Reben profitieren von der Standortgunst

Beide Weine profitieren nach Einschätzung Sohns von der Standortgunst zwischen den Mauerschenkeln und dem Sailergang. „Die 1,6 Hektar Rebfläche unter der Burg sind besonders windgeschützt und sonnenbeschienen“, sagt er. Nicht nur das Ergebnis, sondern auch die Arbeit im Burgweinberg an sich ist für Sohn ein Erlebnis. „Mitten in der Stadt, den Marktplatz zu Füßen und auf Augenhöhe mit der Stadtkirche, das hat was“, sagt er.

Der Jubiläumswein bringt den Genießer in einen gewaltigen Gewissenskonflikt.

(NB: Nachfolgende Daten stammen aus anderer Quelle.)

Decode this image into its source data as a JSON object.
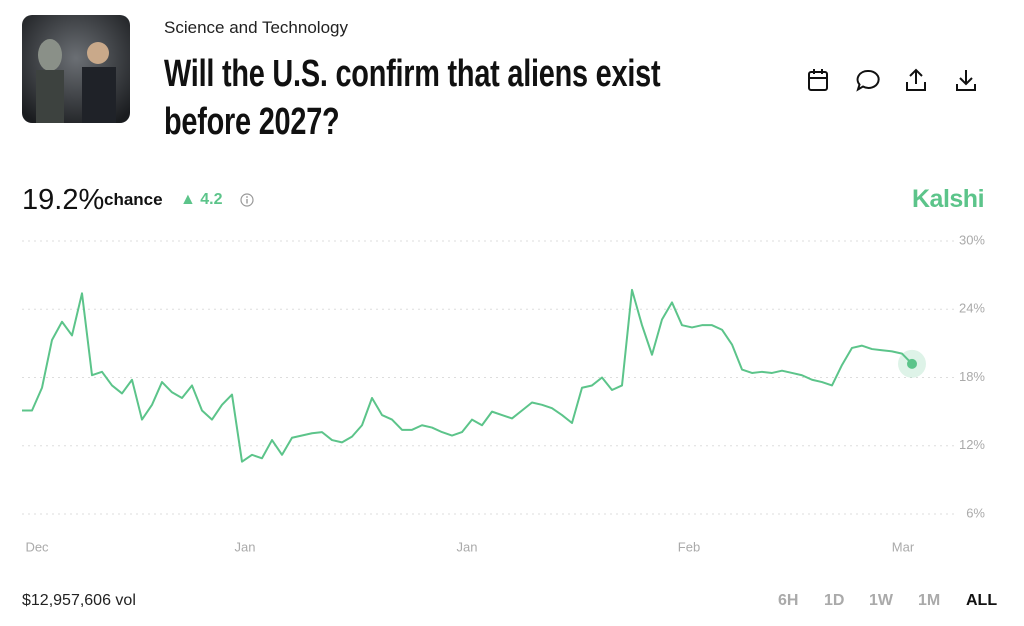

Trinkt er ihn jetzt, stilecht zum Jubiläum, dann nimmt er dem guten Tropfen womöglich die Zeit, die er bis zur optimalen Reife noch benötigt. „Manche lieben ihn jung. Aber nach unserer Einschätzung kann er noch gut sechs bis acht Jahre im Keller liegen“, sagt Sohn. Dann aber, das muss auch der Wengerter-Chef zugeben, ist das Jubiläum schon lange Schnee von gestern.

Am ehesten lässt sich der Konflikt am 29. November lösen. Exakt 700 Jahre nach dem Tag, an dem im Jahr 1314 die Verkaufsurkunde unterzeichnet worden war, laden die Wengerter zu einer Weinprobe in den Burgsaal der Volksbank Esslingen ein. Bei der Veranstaltung, die von der amtierenden württembergischen Weinkönigin Theresa Olkus moderiert wird, kommt auch ein „Dicker Turm“ ins Glas. Karten im Vorverkauf gibt es unter 07 11/91 89 62.